L’après-guerre voit, une fois encore, la disparition rapide des snipers dans la plupart des armées. Leurs savoir-faire sont difficiles à maintenir et ils sont associés à l’idée d’une guerre statique que l’on rejette. Seule la nouvelle armée soviétique, qui cultive le mythe des héros issus du peuple, fait une grande place aux bons tireurs. En 1932, le «mouvement des tireurs de précision» est organisé et six ans plus tard, l’armée rouge peut se vanter de disposer de 6 millions de porteurs du badge de «tireurs Vorochilov». De 1931 à 1938, l’URSS se dote de plus de 50000 fusils Mosin-Nagant M1891 à lunettes. Elle en produira 250000 pendant la Grande Guerre patriotique, avec aussi le SVT-40 Tokarev semi-automatique.

C’est pourtant contre les Soviétiques que s’illustre le plus grand sniper de l’histoire. Une autre armée a misé sur les tireurs d’élite dans la cadre cette fois d’une défense très décentralisée où les petites cellules d’infanterie ont le premier rôle pour harceler et freiner les colonnes ennemies. Durant la «guerre d’hiver», de novembre 1939 à mars 1940, les sections de tireurs-skieurs, invisibles dans leur tenue blanche, font des ravages dans les rangs soviétiques. Dans un froid glacial lors de la bataille dite de «killer hill» dans la région de Kollaa, une section de 32 tireurs finlandais tient tête à 4000 Soviétiques. Parmi eux, le caporal Simo Haya, crédité en moins de cent jours de combat de la mort de 505 ennemis avec un fusil M28 Pystykorva sans lunette et peut-être de 200 autres au pistolet-mitrailleur.
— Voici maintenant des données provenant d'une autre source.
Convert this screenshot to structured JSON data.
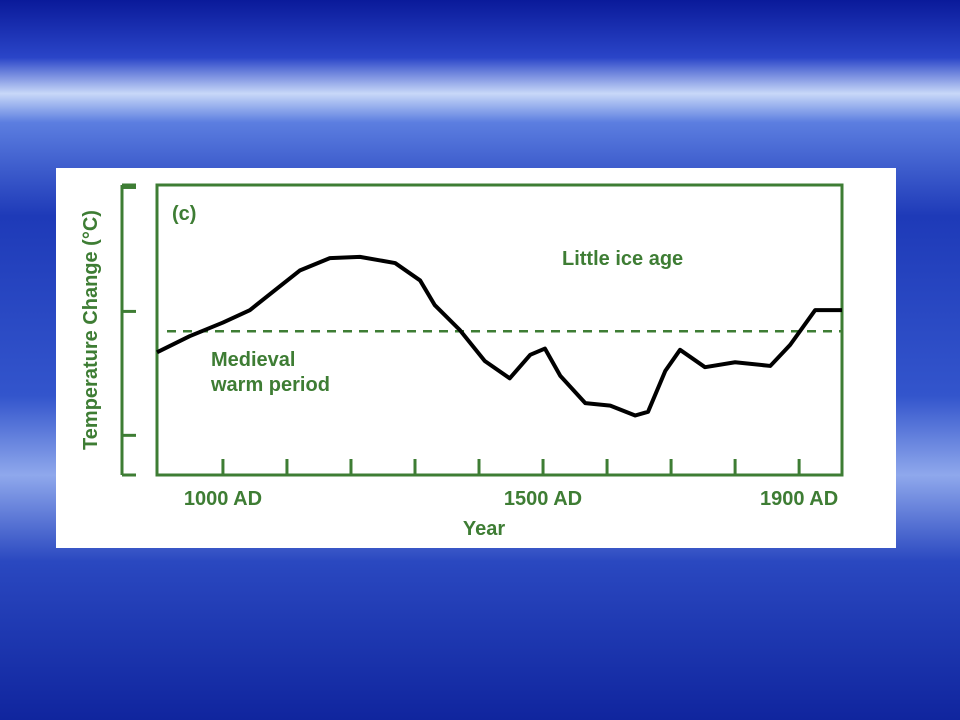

L’exemple finlandais ne suscite cependant pas tout de suite des émules pendant la Seconde Guerre mondiale. Le sniper est plutôt une arme défensive et de front statique. L’armée allemande ne ressent pas le besoin d’en utiliser lors des combats très mobiles du front Ouest ou en Afrique du Nord, et parmi les armées qui sont sur la défensive seuls les Soviétiques en font un grand emploi, en particulier dans les zones boisées ou urbaines. En septembre 1941, le 465e Régiment d’infanterie perd une centaine d’hommes en quelques heures harcelés par quelques tireurs dans une forêt de Biélorussie. Une autre unité de chars, alors au repos, subit les tirs d’un sniper pendant cinq jours avant de s’apercevoir que l’homme est au milieu des cadavres dans un char soviétique détruit.
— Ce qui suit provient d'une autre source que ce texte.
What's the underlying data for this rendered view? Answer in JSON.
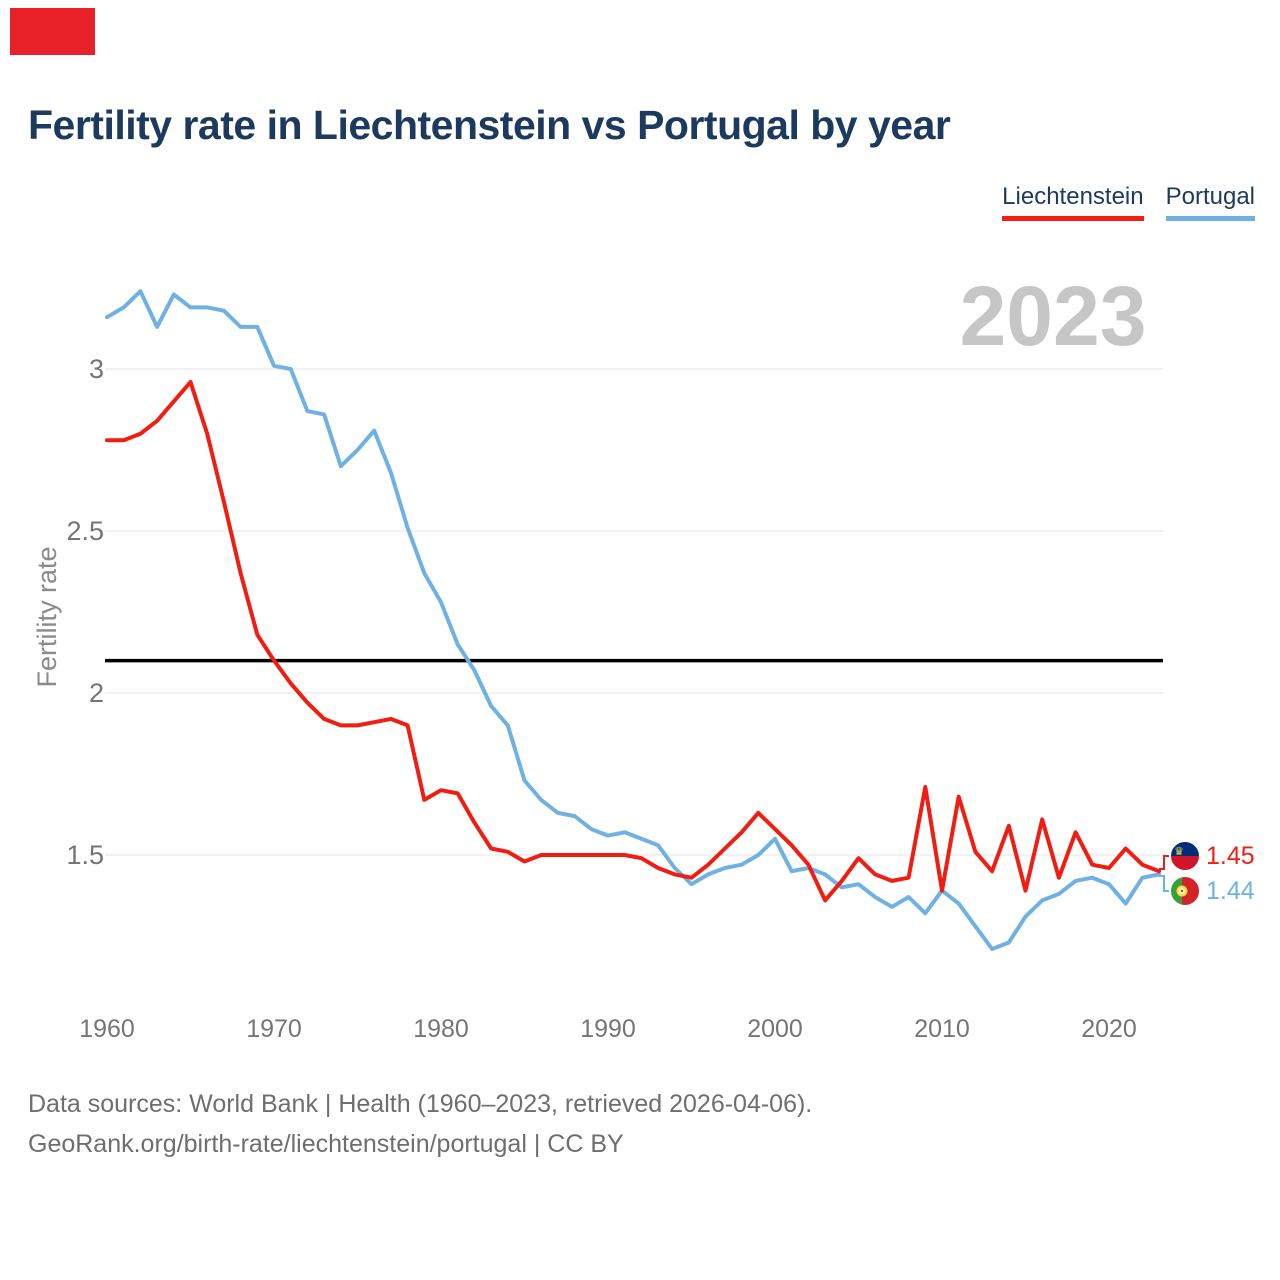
{
  "page": {
    "title": "Fertility rate in Liechtenstein vs Portugal by year",
    "watermark_year": "2023",
    "footer_line1": "Data sources: World Bank | Health (1960–2023, retrieved 2026-04-06).",
    "footer_line2": "GeoRank.org/birth-rate/liechtenstein/portugal | CC BY"
  },
  "legend": [
    {
      "label": "Liechtenstein",
      "color": "#f21d12"
    },
    {
      "label": "Portugal",
      "color": "#6fb1e3"
    }
  ],
  "end_labels": {
    "liechtenstein": {
      "value": "1.45",
      "flag": "liechtenstein-flag"
    },
    "portugal": {
      "value": "1.44",
      "flag": "portugal-flag"
    }
  },
  "colors": {
    "liechtenstein_line": "#f21d12",
    "portugal_line": "#6fb1e3",
    "title_text": "#1c3a5e",
    "axis_text": "#757575",
    "watermark": "#c6c6c6",
    "gridline": "#ededed",
    "reference_line": "#000000",
    "footer_text": "#6e6e6e",
    "brand_mark": "#e82128"
  },
  "chart_data": {
    "type": "line",
    "title": "Fertility rate in Liechtenstein vs Portugal by year",
    "xlabel": "",
    "ylabel": "Fertility rate",
    "xlim": [
      1960,
      2023
    ],
    "ylim": [
      1.1,
      3.4
    ],
    "grid": "horizontal",
    "legend_position": "top-right",
    "reference_line": 2.1,
    "x_tick_labels": [
      "1960",
      "1970",
      "1980",
      "1990",
      "2000",
      "2010",
      "2020"
    ],
    "x_tick_years": [
      1960,
      1970,
      1980,
      1990,
      2000,
      2010,
      2020
    ],
    "y_tick_labels": [
      "3",
      "2.5",
      "2",
      "1.5"
    ],
    "y_ticks": [
      3,
      2.5,
      2,
      1.5
    ],
    "x": [
      1960,
      1961,
      1962,
      1963,
      1964,
      1965,
      1966,
      1967,
      1968,
      1969,
      1970,
      1971,
      1972,
      1973,
      1974,
      1975,
      1976,
      1977,
      1978,
      1979,
      1980,
      1981,
      1982,
      1983,
      1984,
      1985,
      1986,
      1987,
      1988,
      1989,
      1990,
      1991,
      1992,
      1993,
      1994,
      1995,
      1996,
      1997,
      1998,
      1999,
      2000,
      2001,
      2002,
      2003,
      2004,
      2005,
      2006,
      2007,
      2008,
      2009,
      2010,
      2011,
      2012,
      2013,
      2014,
      2015,
      2016,
      2017,
      2018,
      2019,
      2020,
      2021,
      2022,
      2023
    ],
    "series": [
      {
        "name": "Liechtenstein",
        "color": "#f21d12",
        "final_value": 1.45,
        "values": [
          2.78,
          2.78,
          2.8,
          2.84,
          2.9,
          2.96,
          2.8,
          2.59,
          2.37,
          2.18,
          2.1,
          2.03,
          1.97,
          1.92,
          1.9,
          1.9,
          1.91,
          1.92,
          1.9,
          1.67,
          1.7,
          1.69,
          1.6,
          1.52,
          1.51,
          1.48,
          1.5,
          1.5,
          1.5,
          1.5,
          1.5,
          1.5,
          1.49,
          1.46,
          1.44,
          1.43,
          1.47,
          1.52,
          1.57,
          1.63,
          1.58,
          1.53,
          1.47,
          1.36,
          1.42,
          1.49,
          1.44,
          1.42,
          1.43,
          1.71,
          1.39,
          1.68,
          1.51,
          1.45,
          1.59,
          1.39,
          1.61,
          1.43,
          1.57,
          1.47,
          1.46,
          1.52,
          1.47,
          1.45
        ]
      },
      {
        "name": "Portugal",
        "color": "#6fb1e3",
        "final_value": 1.44,
        "values": [
          3.16,
          3.19,
          3.24,
          3.13,
          3.23,
          3.19,
          3.19,
          3.18,
          3.13,
          3.13,
          3.01,
          3.0,
          2.87,
          2.86,
          2.7,
          2.75,
          2.81,
          2.68,
          2.51,
          2.37,
          2.28,
          2.15,
          2.07,
          1.96,
          1.9,
          1.73,
          1.67,
          1.63,
          1.62,
          1.58,
          1.56,
          1.57,
          1.55,
          1.53,
          1.46,
          1.41,
          1.44,
          1.46,
          1.47,
          1.5,
          1.55,
          1.45,
          1.46,
          1.44,
          1.4,
          1.41,
          1.37,
          1.34,
          1.37,
          1.32,
          1.39,
          1.35,
          1.28,
          1.21,
          1.23,
          1.31,
          1.36,
          1.38,
          1.42,
          1.43,
          1.41,
          1.35,
          1.43,
          1.44
        ]
      }
    ]
  }
}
Dans la violence de l’affrontement, les snipers soviétiques sont présentés comme des héros, au culte très organisé. Si Vasily Zaytsev est le plus connu, en grande partie pour son rôle dans la bataille de Stalingrad où il est crédité de 255 victoires, ce n’est pourtant pas le plus meurtrier de tous. Le premier rang, selon les statistiques soviétiques à prendre avec prudence, revient à Ivan Sidorenko avec 500 victoires et ils sont dix à dépasser les 400 victimes. Les cent meilleurs totaliseraient 12000 victimes, dont beaucoup de cadres ou de spécialistes des armes de l’Axe. A cette échelle, l’impact de ces quelques individus devient donc stratégique. Les Soviétiques sont même les premiers à employer des femmes dans ce rôle et à les mettre en avant. Lyudmila Pavlichenko est ainsi créditée de 309 victoires jusqu’en juin 1942 seulement, date à laquelle elle est blessée et retirée du front, la fonction d’héroïne à montrer se retrouvant alors en contradiction avec celle de combattante.

Les Soviétiques innovent aussi, en imitant sans doute les Finlandais, en utilisant les snipers dans un rôle anti-véhicules ou anti-abris. Ils emploient pour cela des munitions spéciales, incendiaires et perforantes pour leurs Mosin-Nagant, et surtout, des fusils antichars PTRS-41. Impuissantes contre les chars lourds, ces armes capables d’envoyer une balle de 14,5 mm à 800 m s’avèrent très précieuses contre les cibles moins protégées. Ils innovent aussi en déployant aussi des tireurs de précision dans toutes les sections d’infanterie. L’idée n’est pas alors de mener un combat de harcèlement par de petites équipes spécialisées comme celles de Zaytsev ou Sidorenko, mais de combiner les effets des armes de combat rapproché comme les nombreux pistolets mitrailleurs avec ceux d’armes à plus longue portée et plus précises.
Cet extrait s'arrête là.